The first thought that came to my mind when reading this story was the Hungarian decision to extradite Lieutenant Ramil Safarov to Azerbaijan. During the summer of 2004 NATO’s Partnership for Peace organized a two-month program for officers from the member states in Budapest. Both Armenia and Azerbaijan joined the Partnership when it was established in 1994. The young officers were supposed to study English in the Hungarian capital. Ramil Safarov, an Aziri national, purchased an ax locally, and one night when the Armenian officer Gurgen Margaryan was asleep, he brutally hacked him into pieces. He practically severed the Armenian officer’s head. During his trial Safarov freely admitted that his only reason for killing Margaryan was that he was an Armenian. He showed no remorse for his crime. In addition, while in jail he attacked the guards, for which he received two and a half years in a separate trial. In 2006 the verdict was announced: he received a life sentence for premeditated murder.

Between 2006 and 2012 the Azeris tried to convince the Hungarian government to let Safarov serve his sentence in Azerbaijan, but the Gyurcsány and Bajnai governments steadfastly refused the request, knowing full well that he would immediately be released since the Azeri government and people considered Safarov a national hero. However, after Péter Szijjártó’s visit to Azerbaijan in June 2012, a deal was struck between the Orbán government and the government of Ilham Aliyev for Safarov’s release from Hungarian custody. And indeed, just as predicted, Safarov was greeted at home as a national hero and immediately received clemency from the president. The minister of defense bestowed on him the rank of major.
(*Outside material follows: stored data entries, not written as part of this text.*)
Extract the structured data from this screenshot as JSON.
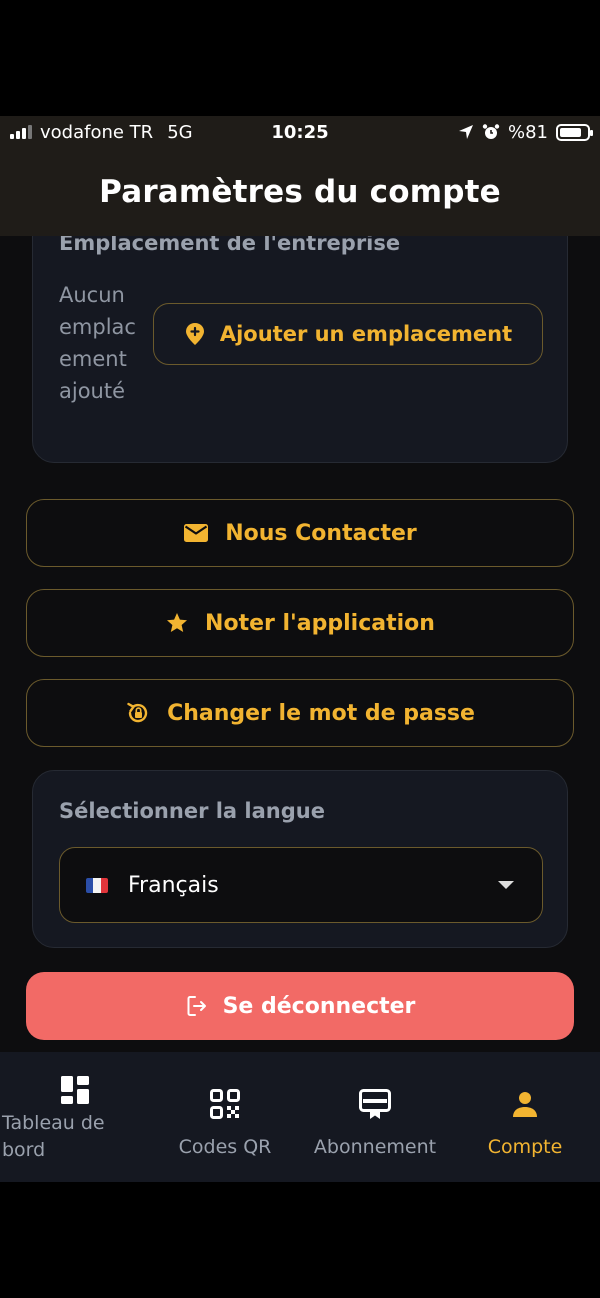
{
  "status": {
    "carrier": "vodafone TR",
    "network": "5G",
    "time": "10:25",
    "battery": "%81",
    "battery_level": 0.81
  },
  "header": {
    "title": "Paramètres du compte"
  },
  "location": {
    "title": "Emplacement de l'entreprise",
    "empty_text": "Aucun emplacement ajouté",
    "add_button": "Ajouter un emplacement"
  },
  "actions": {
    "contact": "Nous Contacter",
    "rate": "Noter l'application",
    "change_password": "Changer le mot de passe"
  },
  "language": {
    "title": "Sélectionner la langue",
    "selected": "Français"
  },
  "logout": {
    "label": "Se déconnecter"
  },
  "tabs": [
    {
      "label": "Tableau de bord",
      "icon": "dashboard-icon"
    },
    {
      "label": "Codes QR",
      "icon": "qr-code-icon"
    },
    {
      "label": "Abonnement",
      "icon": "subscription-icon"
    },
    {
      "label": "Compte",
      "icon": "person-icon"
    }
  ],
  "colors": {
    "accent": "#f2b431",
    "logout": "#f26a66",
    "card": "#151821",
    "background": "#0d0d0f"
  }
}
A Kazakh fugitive who is extradited today won’t be as fortunate as Safarov. Other countries where Kazakh fugitives sought shelter–Great Britain, Spain, the Czech Republic–have all refused to extradite them to Kazakhstan and/or Russia. Hungary is the odd man out. I assume that by now Kadesov is already in a Kazakh jail, where apparently he can’t expect a fair trial. Of course, this case will not create such an outcry as the Safarov case did. After all, it was a murder case. Safarov’s release by the Hungarian government also had serious diplomatic consequences. After the incident the Armenian government broke off diplomatic relations with Hungary, adding that “the Armenian nation will never forgive” Hungary for what happened. Diplomatic relations between the two countries haven’t been restored since.

On the other hand, Hungarian relations with Kazakhstan have been close ever since 2012. Who can forget Viktor Orbán’s speech during his visit to Kazakhstan: “We believe that we are equal partners within the European Union but originally we were strangers there. When we go to Brussels, we have no relatives there. But when we come to you in Kazakhstan we are at home. This is a strange feeling that people have to go to the East in order to feel at home. Therefore, it is always with great pleasure that the Hungarian delegation comes here.” Surely, one cannot say ‘no’ to such a good friend. Denying extradition might spoil their wonderful friendship.